Texas Industries, Inc. (NYSE:TXI) will release its latest quarterly report on Thursday, and investors are clearly nervous about the company’s prospects. With shares having corrected by about 15% from their recent highs, it’s unclear how the company will handle the rising interest rate environment that we’ve seen since the beginning of May.

Texas Industries, Inc. (NYSE:TXI)

Texas Industries is a producer of cement and construction aggregates, relying on strong activity in the building industry in order to find a market for its products. The recent recovery in the housing market had many investors excited about Texas Industries’ prospects, but if higher financing costs choke off an upturn in development, then the company could face some big challenges. Let’s take an early look at what’s been happening with Texas Industries over the past quarter and what we’re likely to see in its quarterly report.

Stats on Texas Industries

Analyst EPS Estimate $0.19
Change From Year-Ago EPS 138%
Revenue Estimate $198.65 million
Change From Year-Ago Revenue 14%
Earnings Beats in Past 4 Quarters 2

Source: Yahoo! Finance.

Can Texas Industries keep pushing earnings higher?
Analysts have had decidedly mixed views on Texas Industries, Inc. (NYSE:TXI) and its earnings outlook over the past few months, having cut their May-quarter estimates by $0.08 per share but boosting their call for the full 2014 fiscal year by $0.02 per share. The stock has done well, rising almost 13% since early April, even though it has given up larger gains in the past six weeks.

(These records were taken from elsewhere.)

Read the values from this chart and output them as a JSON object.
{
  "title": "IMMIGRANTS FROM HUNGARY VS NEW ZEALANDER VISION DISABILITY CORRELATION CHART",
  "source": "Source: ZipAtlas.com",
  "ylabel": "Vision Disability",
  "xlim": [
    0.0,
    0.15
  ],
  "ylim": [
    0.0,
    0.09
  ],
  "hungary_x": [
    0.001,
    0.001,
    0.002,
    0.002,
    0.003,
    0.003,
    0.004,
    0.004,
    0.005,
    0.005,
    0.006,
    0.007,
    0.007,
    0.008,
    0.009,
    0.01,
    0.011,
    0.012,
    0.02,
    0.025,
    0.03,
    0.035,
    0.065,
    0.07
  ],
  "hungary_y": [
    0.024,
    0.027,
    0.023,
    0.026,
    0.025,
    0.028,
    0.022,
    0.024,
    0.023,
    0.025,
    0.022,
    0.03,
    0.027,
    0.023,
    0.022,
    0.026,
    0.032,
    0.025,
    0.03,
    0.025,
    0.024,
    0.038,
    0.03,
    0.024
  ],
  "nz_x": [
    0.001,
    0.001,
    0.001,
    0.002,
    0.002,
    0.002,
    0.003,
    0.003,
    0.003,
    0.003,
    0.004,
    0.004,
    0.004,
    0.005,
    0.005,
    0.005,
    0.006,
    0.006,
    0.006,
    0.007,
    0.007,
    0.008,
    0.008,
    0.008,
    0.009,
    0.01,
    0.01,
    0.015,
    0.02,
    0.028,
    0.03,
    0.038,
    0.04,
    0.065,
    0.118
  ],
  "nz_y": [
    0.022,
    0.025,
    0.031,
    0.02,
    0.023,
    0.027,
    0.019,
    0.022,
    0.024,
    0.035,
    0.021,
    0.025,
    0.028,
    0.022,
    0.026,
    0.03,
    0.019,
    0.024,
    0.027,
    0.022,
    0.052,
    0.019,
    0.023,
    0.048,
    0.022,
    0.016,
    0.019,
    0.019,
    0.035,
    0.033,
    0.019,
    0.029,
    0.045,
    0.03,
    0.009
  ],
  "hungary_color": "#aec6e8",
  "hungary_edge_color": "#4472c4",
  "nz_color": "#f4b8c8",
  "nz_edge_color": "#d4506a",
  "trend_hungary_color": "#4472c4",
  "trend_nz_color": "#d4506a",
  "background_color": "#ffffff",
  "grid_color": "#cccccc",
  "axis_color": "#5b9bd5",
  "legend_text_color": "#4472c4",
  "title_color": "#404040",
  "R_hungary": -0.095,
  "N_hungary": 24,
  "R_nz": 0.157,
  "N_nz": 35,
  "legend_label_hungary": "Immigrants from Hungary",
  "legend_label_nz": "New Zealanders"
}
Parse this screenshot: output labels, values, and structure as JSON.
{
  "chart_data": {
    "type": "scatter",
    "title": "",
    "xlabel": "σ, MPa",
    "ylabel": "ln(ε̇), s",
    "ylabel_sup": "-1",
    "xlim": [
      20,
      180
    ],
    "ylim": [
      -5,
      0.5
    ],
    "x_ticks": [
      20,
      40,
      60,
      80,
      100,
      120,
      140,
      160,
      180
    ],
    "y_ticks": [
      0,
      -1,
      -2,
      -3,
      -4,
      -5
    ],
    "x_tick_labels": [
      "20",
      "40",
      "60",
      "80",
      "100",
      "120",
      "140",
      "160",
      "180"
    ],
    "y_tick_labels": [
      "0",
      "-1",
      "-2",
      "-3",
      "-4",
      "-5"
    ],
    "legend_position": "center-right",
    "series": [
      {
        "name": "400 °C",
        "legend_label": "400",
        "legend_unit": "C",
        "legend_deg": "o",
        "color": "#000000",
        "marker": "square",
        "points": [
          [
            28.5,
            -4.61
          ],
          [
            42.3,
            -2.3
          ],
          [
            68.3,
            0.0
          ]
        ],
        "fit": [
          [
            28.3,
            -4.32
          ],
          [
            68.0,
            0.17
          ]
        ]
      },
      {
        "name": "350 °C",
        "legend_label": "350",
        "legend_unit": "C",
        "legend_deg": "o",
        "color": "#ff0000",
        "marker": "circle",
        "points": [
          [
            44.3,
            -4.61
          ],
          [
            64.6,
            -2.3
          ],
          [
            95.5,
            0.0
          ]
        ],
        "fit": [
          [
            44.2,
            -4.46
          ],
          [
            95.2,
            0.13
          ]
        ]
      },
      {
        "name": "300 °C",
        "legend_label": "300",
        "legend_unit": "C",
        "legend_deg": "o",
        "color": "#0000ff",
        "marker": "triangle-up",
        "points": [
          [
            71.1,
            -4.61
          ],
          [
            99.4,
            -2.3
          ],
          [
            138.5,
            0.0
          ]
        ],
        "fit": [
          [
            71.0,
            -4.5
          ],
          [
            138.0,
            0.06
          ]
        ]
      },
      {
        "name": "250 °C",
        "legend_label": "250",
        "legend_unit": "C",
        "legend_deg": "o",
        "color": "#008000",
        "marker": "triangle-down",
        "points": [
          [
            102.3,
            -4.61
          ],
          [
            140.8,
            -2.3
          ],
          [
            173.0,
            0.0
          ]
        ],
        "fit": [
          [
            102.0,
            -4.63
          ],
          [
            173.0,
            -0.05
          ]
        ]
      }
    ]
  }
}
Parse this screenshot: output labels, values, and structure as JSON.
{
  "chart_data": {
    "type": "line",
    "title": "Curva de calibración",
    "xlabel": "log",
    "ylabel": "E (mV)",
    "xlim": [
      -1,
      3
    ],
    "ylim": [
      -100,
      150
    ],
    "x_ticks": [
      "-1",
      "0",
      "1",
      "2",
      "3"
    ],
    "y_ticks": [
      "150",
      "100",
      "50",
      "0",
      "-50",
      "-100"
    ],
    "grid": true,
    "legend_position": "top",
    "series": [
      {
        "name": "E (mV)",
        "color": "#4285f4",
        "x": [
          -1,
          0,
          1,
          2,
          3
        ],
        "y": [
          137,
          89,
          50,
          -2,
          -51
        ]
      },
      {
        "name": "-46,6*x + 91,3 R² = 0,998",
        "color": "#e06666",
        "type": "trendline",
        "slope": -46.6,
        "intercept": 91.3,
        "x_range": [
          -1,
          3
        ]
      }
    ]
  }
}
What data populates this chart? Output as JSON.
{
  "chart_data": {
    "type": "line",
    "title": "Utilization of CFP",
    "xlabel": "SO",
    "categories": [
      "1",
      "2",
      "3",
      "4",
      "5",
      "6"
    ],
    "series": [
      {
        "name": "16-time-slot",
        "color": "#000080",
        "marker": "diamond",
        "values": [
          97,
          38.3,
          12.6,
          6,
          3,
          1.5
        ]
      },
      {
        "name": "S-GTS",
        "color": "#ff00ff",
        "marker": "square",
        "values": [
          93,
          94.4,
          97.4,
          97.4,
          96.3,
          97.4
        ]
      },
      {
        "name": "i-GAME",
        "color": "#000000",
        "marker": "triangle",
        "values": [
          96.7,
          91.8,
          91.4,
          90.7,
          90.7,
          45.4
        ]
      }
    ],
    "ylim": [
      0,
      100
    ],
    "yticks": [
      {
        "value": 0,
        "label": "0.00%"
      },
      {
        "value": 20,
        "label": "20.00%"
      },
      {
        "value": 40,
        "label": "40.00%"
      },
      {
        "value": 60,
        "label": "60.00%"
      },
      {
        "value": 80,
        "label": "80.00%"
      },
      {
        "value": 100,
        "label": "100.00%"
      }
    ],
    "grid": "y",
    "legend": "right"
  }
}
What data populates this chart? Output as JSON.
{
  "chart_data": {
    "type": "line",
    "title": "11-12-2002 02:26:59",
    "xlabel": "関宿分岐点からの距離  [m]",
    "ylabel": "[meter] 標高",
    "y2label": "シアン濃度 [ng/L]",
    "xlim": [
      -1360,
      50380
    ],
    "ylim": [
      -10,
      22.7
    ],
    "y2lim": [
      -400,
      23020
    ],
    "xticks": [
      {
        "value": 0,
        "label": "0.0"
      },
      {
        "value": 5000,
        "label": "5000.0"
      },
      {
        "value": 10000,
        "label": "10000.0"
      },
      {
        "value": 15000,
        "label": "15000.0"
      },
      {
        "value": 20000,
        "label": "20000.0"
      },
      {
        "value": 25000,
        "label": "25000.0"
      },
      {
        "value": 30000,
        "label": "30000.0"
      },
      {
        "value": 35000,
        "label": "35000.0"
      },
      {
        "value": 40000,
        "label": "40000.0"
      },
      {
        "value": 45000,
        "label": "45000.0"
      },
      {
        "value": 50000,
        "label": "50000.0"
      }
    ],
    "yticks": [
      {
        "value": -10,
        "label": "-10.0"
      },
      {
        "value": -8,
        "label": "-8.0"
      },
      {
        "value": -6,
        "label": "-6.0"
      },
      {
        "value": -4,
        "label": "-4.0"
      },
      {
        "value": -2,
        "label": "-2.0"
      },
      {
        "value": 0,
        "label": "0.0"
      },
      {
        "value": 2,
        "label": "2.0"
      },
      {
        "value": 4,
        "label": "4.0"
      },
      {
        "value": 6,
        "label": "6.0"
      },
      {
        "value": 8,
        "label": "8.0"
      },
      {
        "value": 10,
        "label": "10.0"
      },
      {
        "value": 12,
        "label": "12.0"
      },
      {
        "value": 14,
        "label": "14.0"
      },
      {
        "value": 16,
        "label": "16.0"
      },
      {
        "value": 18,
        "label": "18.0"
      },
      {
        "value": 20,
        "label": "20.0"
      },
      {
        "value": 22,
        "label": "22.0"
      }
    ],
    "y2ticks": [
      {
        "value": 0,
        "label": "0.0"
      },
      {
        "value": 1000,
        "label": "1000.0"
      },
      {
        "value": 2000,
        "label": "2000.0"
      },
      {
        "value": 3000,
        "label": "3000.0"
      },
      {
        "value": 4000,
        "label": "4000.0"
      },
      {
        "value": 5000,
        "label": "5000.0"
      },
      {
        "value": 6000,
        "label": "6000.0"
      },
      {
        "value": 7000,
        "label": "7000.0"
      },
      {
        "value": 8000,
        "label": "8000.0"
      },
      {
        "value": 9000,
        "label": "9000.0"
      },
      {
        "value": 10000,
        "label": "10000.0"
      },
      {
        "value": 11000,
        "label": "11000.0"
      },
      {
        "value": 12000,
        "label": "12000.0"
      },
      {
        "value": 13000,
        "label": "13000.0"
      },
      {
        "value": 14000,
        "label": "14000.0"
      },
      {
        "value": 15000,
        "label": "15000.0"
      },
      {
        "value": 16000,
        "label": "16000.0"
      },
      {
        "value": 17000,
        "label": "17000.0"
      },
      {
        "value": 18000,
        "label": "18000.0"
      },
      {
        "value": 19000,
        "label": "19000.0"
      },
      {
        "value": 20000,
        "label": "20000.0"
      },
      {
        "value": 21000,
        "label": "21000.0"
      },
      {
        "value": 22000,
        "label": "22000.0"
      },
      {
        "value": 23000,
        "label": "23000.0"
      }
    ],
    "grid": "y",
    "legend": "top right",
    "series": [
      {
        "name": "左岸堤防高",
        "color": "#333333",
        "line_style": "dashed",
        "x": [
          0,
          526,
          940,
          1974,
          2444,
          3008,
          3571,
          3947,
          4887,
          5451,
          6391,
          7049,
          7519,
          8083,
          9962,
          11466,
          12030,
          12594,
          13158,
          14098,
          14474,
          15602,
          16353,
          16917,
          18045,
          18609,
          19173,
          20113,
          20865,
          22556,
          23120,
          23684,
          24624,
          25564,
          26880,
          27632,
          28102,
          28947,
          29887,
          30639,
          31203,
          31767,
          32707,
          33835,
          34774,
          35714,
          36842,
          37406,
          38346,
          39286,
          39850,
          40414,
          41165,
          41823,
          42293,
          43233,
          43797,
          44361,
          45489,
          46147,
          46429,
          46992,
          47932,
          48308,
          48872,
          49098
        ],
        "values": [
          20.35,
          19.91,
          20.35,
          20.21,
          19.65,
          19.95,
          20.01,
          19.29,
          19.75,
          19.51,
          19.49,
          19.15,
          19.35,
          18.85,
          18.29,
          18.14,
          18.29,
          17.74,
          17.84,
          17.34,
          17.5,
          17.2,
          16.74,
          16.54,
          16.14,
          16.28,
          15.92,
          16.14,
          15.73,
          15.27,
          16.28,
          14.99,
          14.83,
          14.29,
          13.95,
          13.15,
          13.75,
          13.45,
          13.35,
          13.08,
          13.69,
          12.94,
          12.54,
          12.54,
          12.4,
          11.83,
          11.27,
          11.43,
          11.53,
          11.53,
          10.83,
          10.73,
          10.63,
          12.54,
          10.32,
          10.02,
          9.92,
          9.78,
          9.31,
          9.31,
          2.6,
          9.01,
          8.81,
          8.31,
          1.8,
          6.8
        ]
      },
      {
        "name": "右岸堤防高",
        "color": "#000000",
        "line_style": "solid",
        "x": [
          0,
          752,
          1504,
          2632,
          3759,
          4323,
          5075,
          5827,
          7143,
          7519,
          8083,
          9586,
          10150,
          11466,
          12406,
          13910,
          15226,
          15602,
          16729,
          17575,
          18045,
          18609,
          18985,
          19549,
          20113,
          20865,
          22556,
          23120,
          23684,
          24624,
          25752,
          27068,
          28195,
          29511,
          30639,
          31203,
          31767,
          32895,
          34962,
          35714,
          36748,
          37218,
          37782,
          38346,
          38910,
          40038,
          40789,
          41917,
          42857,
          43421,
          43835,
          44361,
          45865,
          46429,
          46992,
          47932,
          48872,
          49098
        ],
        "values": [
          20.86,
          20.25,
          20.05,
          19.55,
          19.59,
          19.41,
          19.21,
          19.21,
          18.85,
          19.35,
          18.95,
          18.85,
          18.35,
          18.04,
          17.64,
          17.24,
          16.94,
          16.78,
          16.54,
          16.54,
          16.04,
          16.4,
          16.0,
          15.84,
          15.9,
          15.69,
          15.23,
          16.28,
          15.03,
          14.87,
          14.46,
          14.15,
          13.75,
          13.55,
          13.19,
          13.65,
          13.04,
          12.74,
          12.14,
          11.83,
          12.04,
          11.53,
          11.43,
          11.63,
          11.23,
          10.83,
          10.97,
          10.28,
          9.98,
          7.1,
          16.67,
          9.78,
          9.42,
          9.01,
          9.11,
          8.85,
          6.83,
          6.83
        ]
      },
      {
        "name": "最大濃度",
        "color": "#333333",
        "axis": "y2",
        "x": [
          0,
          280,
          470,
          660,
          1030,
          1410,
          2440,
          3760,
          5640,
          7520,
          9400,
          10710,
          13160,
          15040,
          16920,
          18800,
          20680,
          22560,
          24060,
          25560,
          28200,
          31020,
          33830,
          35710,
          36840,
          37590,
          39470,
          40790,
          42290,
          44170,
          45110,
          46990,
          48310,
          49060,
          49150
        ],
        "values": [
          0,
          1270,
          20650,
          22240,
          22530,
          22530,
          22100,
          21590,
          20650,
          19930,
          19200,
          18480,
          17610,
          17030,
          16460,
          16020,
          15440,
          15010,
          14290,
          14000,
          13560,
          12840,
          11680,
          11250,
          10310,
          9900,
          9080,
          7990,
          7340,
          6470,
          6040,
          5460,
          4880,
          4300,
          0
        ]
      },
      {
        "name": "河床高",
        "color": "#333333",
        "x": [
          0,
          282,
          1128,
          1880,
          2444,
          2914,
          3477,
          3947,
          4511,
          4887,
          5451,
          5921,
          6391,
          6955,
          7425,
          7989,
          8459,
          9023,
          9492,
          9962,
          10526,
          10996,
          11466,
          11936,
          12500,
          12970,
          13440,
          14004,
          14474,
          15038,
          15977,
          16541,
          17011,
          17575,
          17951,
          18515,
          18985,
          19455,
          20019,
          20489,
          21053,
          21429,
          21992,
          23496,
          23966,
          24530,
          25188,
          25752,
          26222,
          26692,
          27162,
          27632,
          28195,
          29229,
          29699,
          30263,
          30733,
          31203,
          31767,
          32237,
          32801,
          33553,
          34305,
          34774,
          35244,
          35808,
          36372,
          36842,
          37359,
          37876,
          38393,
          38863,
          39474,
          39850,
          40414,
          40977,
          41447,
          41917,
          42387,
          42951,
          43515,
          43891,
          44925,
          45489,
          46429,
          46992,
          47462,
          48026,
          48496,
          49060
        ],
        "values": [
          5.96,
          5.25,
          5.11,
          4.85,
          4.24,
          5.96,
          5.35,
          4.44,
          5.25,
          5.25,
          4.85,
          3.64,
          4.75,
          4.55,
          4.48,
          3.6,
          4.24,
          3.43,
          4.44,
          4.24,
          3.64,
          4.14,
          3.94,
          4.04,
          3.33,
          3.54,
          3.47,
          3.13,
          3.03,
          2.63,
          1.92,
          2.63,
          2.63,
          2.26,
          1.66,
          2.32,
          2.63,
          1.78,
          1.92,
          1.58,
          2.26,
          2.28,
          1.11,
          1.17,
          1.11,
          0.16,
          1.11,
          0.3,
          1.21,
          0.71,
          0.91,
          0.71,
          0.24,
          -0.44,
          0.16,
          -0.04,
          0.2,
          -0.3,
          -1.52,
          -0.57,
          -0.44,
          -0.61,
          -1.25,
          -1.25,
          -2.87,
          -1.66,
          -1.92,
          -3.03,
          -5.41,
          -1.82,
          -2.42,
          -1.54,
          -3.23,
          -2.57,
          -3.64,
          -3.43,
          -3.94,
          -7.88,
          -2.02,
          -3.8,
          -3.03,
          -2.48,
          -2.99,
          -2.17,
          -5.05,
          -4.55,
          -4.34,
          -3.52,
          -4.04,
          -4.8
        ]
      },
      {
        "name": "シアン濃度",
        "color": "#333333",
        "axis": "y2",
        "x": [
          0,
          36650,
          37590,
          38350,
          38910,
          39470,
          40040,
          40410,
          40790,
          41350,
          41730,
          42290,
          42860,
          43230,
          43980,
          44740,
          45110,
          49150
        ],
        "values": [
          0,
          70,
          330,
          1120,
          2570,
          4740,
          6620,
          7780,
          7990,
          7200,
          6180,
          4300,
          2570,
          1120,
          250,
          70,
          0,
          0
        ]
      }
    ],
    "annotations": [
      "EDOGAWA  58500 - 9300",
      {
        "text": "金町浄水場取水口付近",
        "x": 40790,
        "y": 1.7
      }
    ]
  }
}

But the bearish scenario for Texas Industries that Motley Fool contributor Sean Williams described late last month could well play itself out. As he noted, concerns about the impact of a reduction in the Federal Reserve’s quantitative easing program would send mortgage rates higher, causing mortgage activity and commercial loan volumes to fall dramatically and thereby reducing construction activity and demand for Texas Industries’ products.

Indeed, we’ve already seen similar share-price behavior from the rest of the industry. Martin Marietta Materials, Inc. (NYSE:MLM) has dropped 10% in the past month, with weakness in the steel industry likely adding to the company’s woes since it produces dolomitic lime for steel production as well as the granite, limestone, sand, gravel, and other aggregates for road paving and residential and commercial construction. Mexican cement giant Cemex SAB de CV (ADR) (NYSE:CX) has suffered a double hit as slowdowns in emerging markets have continued while the much hoped for strength in the U.S. market has shown signs of cracking as well.